When the prayers were finished the family stood up and Tony snatched his jacket from behind the door and sped off to the Boys’ Club. Eileen went into the parlour but as soon as she began to play Joe and Stephen stood outside the parlour door and began to sing in falsetto voices: ‘“Nelly Bly, Nelly Bly, blinks her little eye.”’
Eileen burst out of the parlour just as her father shouted, ‘Cut that out now, lads. Leave Eileen in peace for her practising.’
Joe and Stephen retreated into the kitchen, laughing as Eileen belaboured them with rolled-up sheet music, and Julia said soothingly, ‘Take no notice, Eileen. Go on with the music. It sounded grand.’
It was true that Eileen played well. Although she was a well-built girl, a tomboy who was always ready to join in the boys’ games of football or cricket, she had long, slim fingers and a delicate touch on the piano.
Maureen went upstairs to change her dress, taking Anne with her to put her to bed. When the little girl was tucked into the bed she shared with Eileen, she begged Maureen to tell her a story.
‘I can’t tonight, love,’ Maureen said. ‘I’ve got to get ready for the social. I’ll tell you one tomorrow night. Go to sleep now.’ She went into the bathroom and when she returned Anne was fast asleep.

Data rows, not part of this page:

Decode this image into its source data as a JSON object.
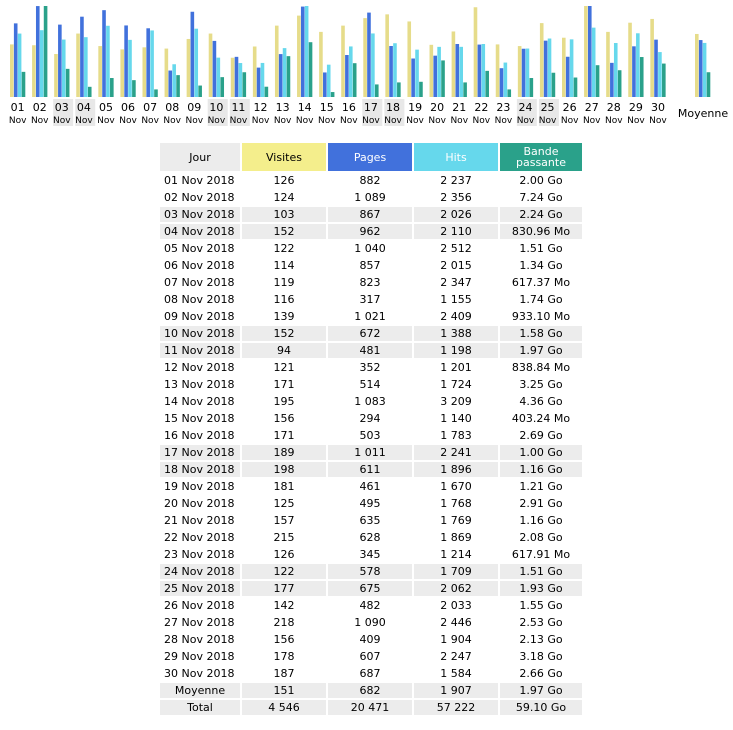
{
  "chart_data": {
    "type": "bar",
    "categories": [
      "01",
      "02",
      "03",
      "04",
      "05",
      "06",
      "07",
      "08",
      "09",
      "10",
      "11",
      "12",
      "13",
      "14",
      "15",
      "16",
      "17",
      "18",
      "19",
      "20",
      "21",
      "22",
      "23",
      "24",
      "25",
      "26",
      "27",
      "28",
      "29",
      "30"
    ],
    "month_label": "Nov",
    "average_label": "Moyenne",
    "weekend_days": [
      "03",
      "04",
      "10",
      "11",
      "17",
      "18",
      "24",
      "25"
    ],
    "series": [
      {
        "name": "Visites",
        "color": "#e6dc8a",
        "values": [
          126,
          124,
          103,
          152,
          122,
          114,
          119,
          116,
          139,
          152,
          94,
          121,
          171,
          195,
          156,
          171,
          189,
          198,
          181,
          125,
          157,
          215,
          126,
          122,
          177,
          142,
          218,
          156,
          178,
          187
        ],
        "average": 151
      },
      {
        "name": "Pages",
        "color": "#4171dc",
        "values": [
          882,
          1089,
          867,
          962,
          1040,
          857,
          823,
          317,
          1021,
          672,
          481,
          352,
          514,
          1083,
          294,
          503,
          1011,
          611,
          461,
          495,
          635,
          628,
          345,
          578,
          675,
          482,
          1090,
          409,
          607,
          687
        ],
        "average": 682
      },
      {
        "name": "Hits",
        "color": "#66d8ec",
        "values": [
          2237,
          2356,
          2026,
          2110,
          2512,
          2015,
          2347,
          1155,
          2409,
          1388,
          1198,
          1201,
          1724,
          3209,
          1140,
          1783,
          2241,
          1896,
          1670,
          1768,
          1769,
          1869,
          1214,
          1709,
          2062,
          2033,
          2446,
          1904,
          2247,
          1584
        ],
        "average": 1907
      },
      {
        "name": "Bande passante",
        "color": "#2aa18a",
        "values_go": [
          2.0,
          7.24,
          2.24,
          0.811,
          1.51,
          1.34,
          0.603,
          1.74,
          0.911,
          1.58,
          1.97,
          0.819,
          3.25,
          4.36,
          0.394,
          2.69,
          1.0,
          1.16,
          1.21,
          2.91,
          1.16,
          2.08,
          0.603,
          1.51,
          1.93,
          1.55,
          2.53,
          2.13,
          3.18,
          2.66
        ],
        "average_go": 1.97
      }
    ]
  },
  "table": {
    "headers": {
      "day": "Jour",
      "visits": "Visites",
      "pages": "Pages",
      "hits": "Hits",
      "bandwidth": "Bande passante"
    },
    "rows": [
      {
        "day": "01 Nov 2018",
        "visits": "126",
        "pages": "882",
        "hits": "2 237",
        "bandwidth": "2.00 Go"
      },
      {
        "day": "02 Nov 2018",
        "visits": "124",
        "pages": "1 089",
        "hits": "2 356",
        "bandwidth": "7.24 Go"
      },
      {
        "day": "03 Nov 2018",
        "visits": "103",
        "pages": "867",
        "hits": "2 026",
        "bandwidth": "2.24 Go",
        "weekend": true
      },
      {
        "day": "04 Nov 2018",
        "visits": "152",
        "pages": "962",
        "hits": "2 110",
        "bandwidth": "830.96 Mo",
        "weekend": true
      },
      {
        "day": "05 Nov 2018",
        "visits": "122",
        "pages": "1 040",
        "hits": "2 512",
        "bandwidth": "1.51 Go"
      },
      {
        "day": "06 Nov 2018",
        "visits": "114",
        "pages": "857",
        "hits": "2 015",
        "bandwidth": "1.34 Go"
      },
      {
        "day": "07 Nov 2018",
        "visits": "119",
        "pages": "823",
        "hits": "2 347",
        "bandwidth": "617.37 Mo"
      },
      {
        "day": "08 Nov 2018",
        "visits": "116",
        "pages": "317",
        "hits": "1 155",
        "bandwidth": "1.74 Go"
      },
      {
        "day": "09 Nov 2018",
        "visits": "139",
        "pages": "1 021",
        "hits": "2 409",
        "bandwidth": "933.10 Mo"
      },
      {
        "day": "10 Nov 2018",
        "visits": "152",
        "pages": "672",
        "hits": "1 388",
        "bandwidth": "1.58 Go",
        "weekend": true
      },
      {
        "day": "11 Nov 2018",
        "visits": "94",
        "pages": "481",
        "hits": "1 198",
        "bandwidth": "1.97 Go",
        "weekend": true
      },
      {
        "day": "12 Nov 2018",
        "visits": "121",
        "pages": "352",
        "hits": "1 201",
        "bandwidth": "838.84 Mo"
      },
      {
        "day": "13 Nov 2018",
        "visits": "171",
        "pages": "514",
        "hits": "1 724",
        "bandwidth": "3.25 Go"
      },
      {
        "day": "14 Nov 2018",
        "visits": "195",
        "pages": "1 083",
        "hits": "3 209",
        "bandwidth": "4.36 Go"
      },
      {
        "day": "15 Nov 2018",
        "visits": "156",
        "pages": "294",
        "hits": "1 140",
        "bandwidth": "403.24 Mo"
      },
      {
        "day": "16 Nov 2018",
        "visits": "171",
        "pages": "503",
        "hits": "1 783",
        "bandwidth": "2.69 Go"
      },
      {
        "day": "17 Nov 2018",
        "visits": "189",
        "pages": "1 011",
        "hits": "2 241",
        "bandwidth": "1.00 Go",
        "weekend": true
      },
      {
        "day": "18 Nov 2018",
        "visits": "198",
        "pages": "611",
        "hits": "1 896",
        "bandwidth": "1.16 Go",
        "weekend": true
      },
      {
        "day": "19 Nov 2018",
        "visits": "181",
        "pages": "461",
        "hits": "1 670",
        "bandwidth": "1.21 Go"
      },
      {
        "day": "20 Nov 2018",
        "visits": "125",
        "pages": "495",
        "hits": "1 768",
        "bandwidth": "2.91 Go"
      },
      {
        "day": "21 Nov 2018",
        "visits": "157",
        "pages": "635",
        "hits": "1 769",
        "bandwidth": "1.16 Go"
      },
      {
        "day": "22 Nov 2018",
        "visits": "215",
        "pages": "628",
        "hits": "1 869",
        "bandwidth": "2.08 Go"
      },
      {
        "day": "23 Nov 2018",
        "visits": "126",
        "pages": "345",
        "hits": "1 214",
        "bandwidth": "617.91 Mo"
      },
      {
        "day": "24 Nov 2018",
        "visits": "122",
        "pages": "578",
        "hits": "1 709",
        "bandwidth": "1.51 Go",
        "weekend": true
      },
      {
        "day": "25 Nov 2018",
        "visits": "177",
        "pages": "675",
        "hits": "2 062",
        "bandwidth": "1.93 Go",
        "weekend": true
      },
      {
        "day": "26 Nov 2018",
        "visits": "142",
        "pages": "482",
        "hits": "2 033",
        "bandwidth": "1.55 Go"
      },
      {
        "day": "27 Nov 2018",
        "visits": "218",
        "pages": "1 090",
        "hits": "2 446",
        "bandwidth": "2.53 Go"
      },
      {
        "day": "28 Nov 2018",
        "visits": "156",
        "pages": "409",
        "hits": "1 904",
        "bandwidth": "2.13 Go"
      },
      {
        "day": "29 Nov 2018",
        "visits": "178",
        "pages": "607",
        "hits": "2 247",
        "bandwidth": "3.18 Go"
      },
      {
        "day": "30 Nov 2018",
        "visits": "187",
        "pages": "687",
        "hits": "1 584",
        "bandwidth": "2.66 Go"
      }
    ],
    "average": {
      "label": "Moyenne",
      "visits": "151",
      "pages": "682",
      "hits": "1 907",
      "bandwidth": "1.97 Go"
    },
    "total": {
      "label": "Total",
      "visits": "4 546",
      "pages": "20 471",
      "hits": "57 222",
      "bandwidth": "59.10 Go"
    }
  }
}
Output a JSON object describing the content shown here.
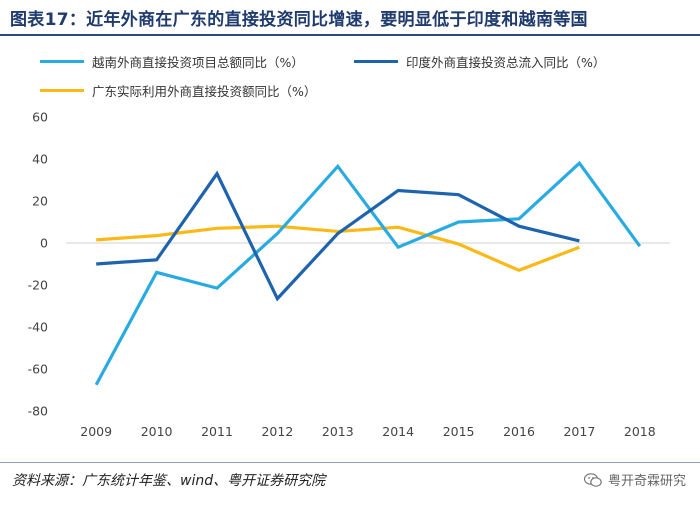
{
  "header": {
    "title": "图表17：近年外商在广东的直接投资同比增速，要明显低于印度和越南等国"
  },
  "footer": {
    "source": "资料来源：广东统计年鉴、wind、粤开证券研究院",
    "watermark": "粤开奇霖研究"
  },
  "colors": {
    "title": "#1f3b6e",
    "accent_rule": "#2b4a80",
    "series_vietnam": "#29ABE2",
    "series_india": "#1E63AE",
    "series_guangdong": "#FBB917"
  },
  "icons": {
    "watermark": "wechat-icon"
  },
  "chart_data": {
    "type": "line",
    "title": "",
    "xlabel": "",
    "ylabel": "",
    "categories": [
      "2009",
      "2010",
      "2011",
      "2012",
      "2013",
      "2014",
      "2015",
      "2016",
      "2017",
      "2018"
    ],
    "ylim": [
      -80,
      60
    ],
    "yticks": [
      60,
      40,
      20,
      0,
      -20,
      -40,
      -60,
      -80
    ],
    "grid": false,
    "legend_position": "top",
    "series": [
      {
        "name": "越南外商直接投资项目总额同比（%）",
        "color": "#29ABE2",
        "values": [
          -67.5,
          -14,
          -21.5,
          4.5,
          36.5,
          -2,
          10,
          11.5,
          38,
          -1.5
        ]
      },
      {
        "name": "印度外商直接投资总流入同比（%）",
        "color": "#1E63AE",
        "values": [
          -10,
          -8,
          33,
          -26.5,
          4.5,
          25,
          23,
          8,
          1,
          null
        ]
      },
      {
        "name": "广东实际利用外商直接投资额同比（%）",
        "color": "#FBB917",
        "values": [
          1.5,
          3.5,
          7,
          8,
          5.5,
          7.5,
          -0.5,
          -13,
          -2,
          null
        ]
      }
    ]
  }
}
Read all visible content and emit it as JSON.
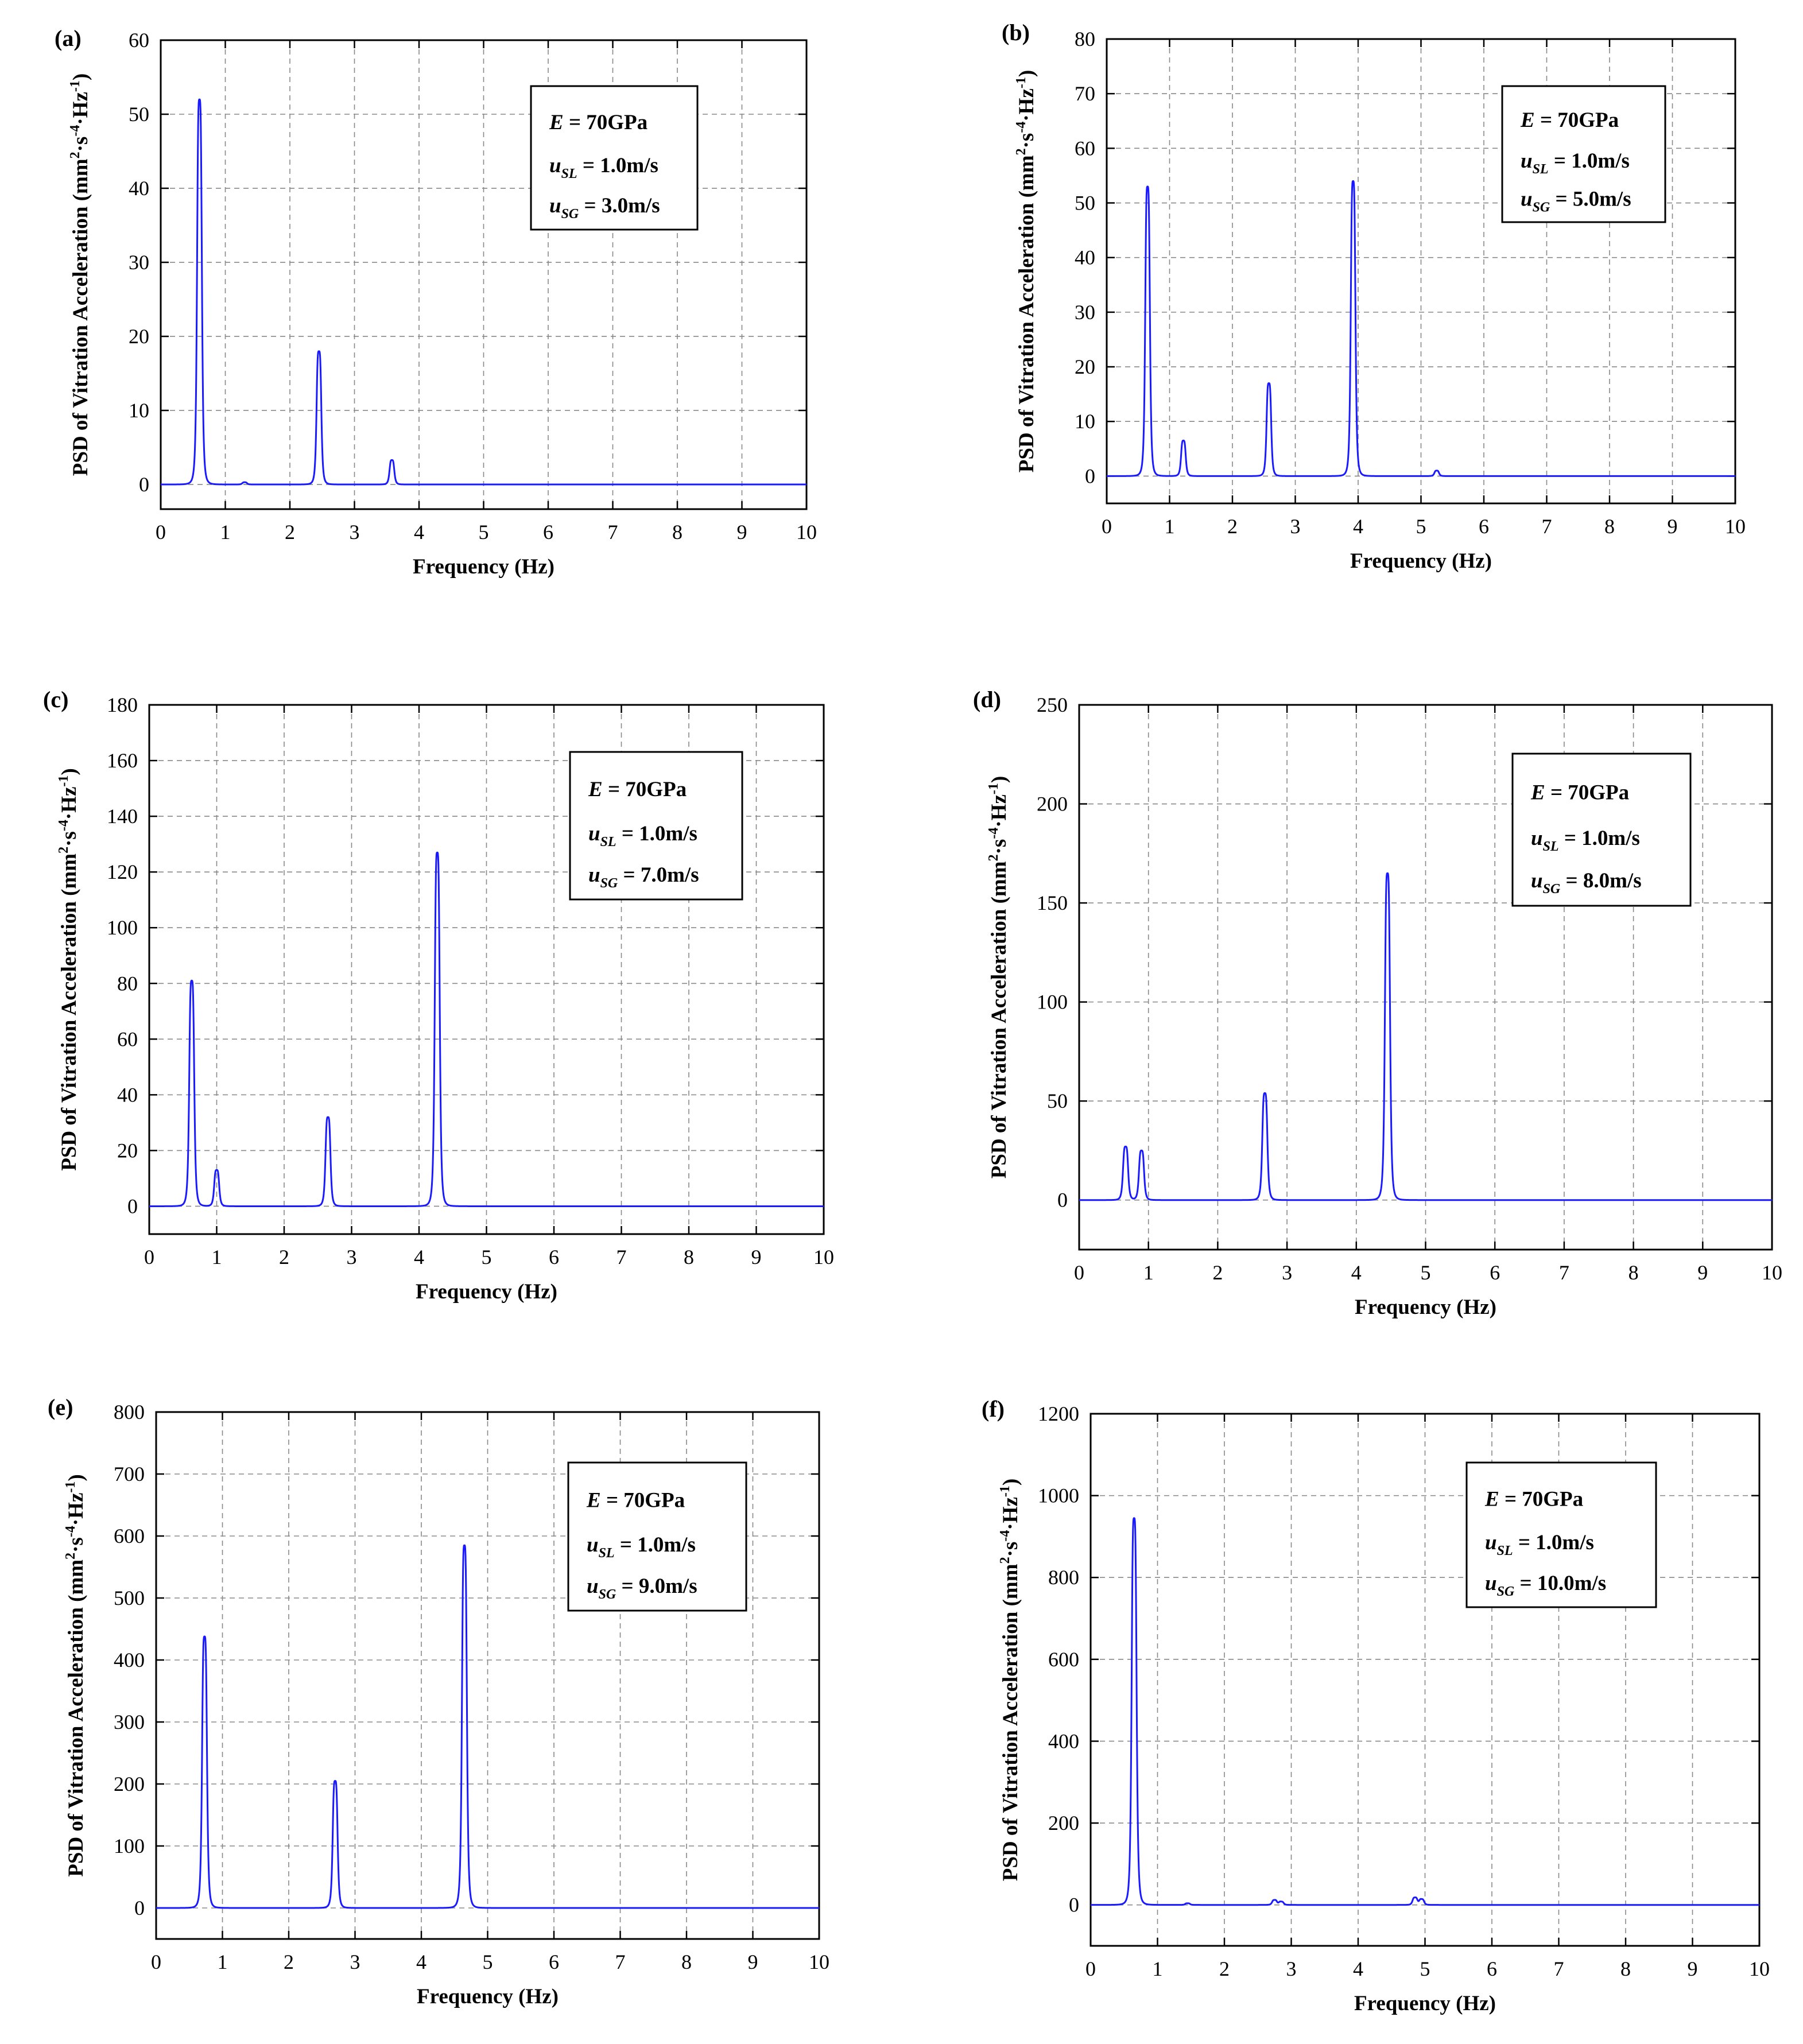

Maureen changed into a pale green dress with a white embroidered collar, then she took a tiny jar of Tokalon vanishing cream from a drawer and smoothed a little on to her face before passing a powder puff lightly over it.
She went into her mother’s bedroom to look at herself in the long pier glass there, examining her face carefully to be sure that the cream and powder would not be evident to her father. Maureen was now seventeen, a tall slim girl with large brown eyes and dark hair cut with a fringe and a middle parting. She was attractive but knew that it was unlikely that she would be asked to dance by a young man at the social.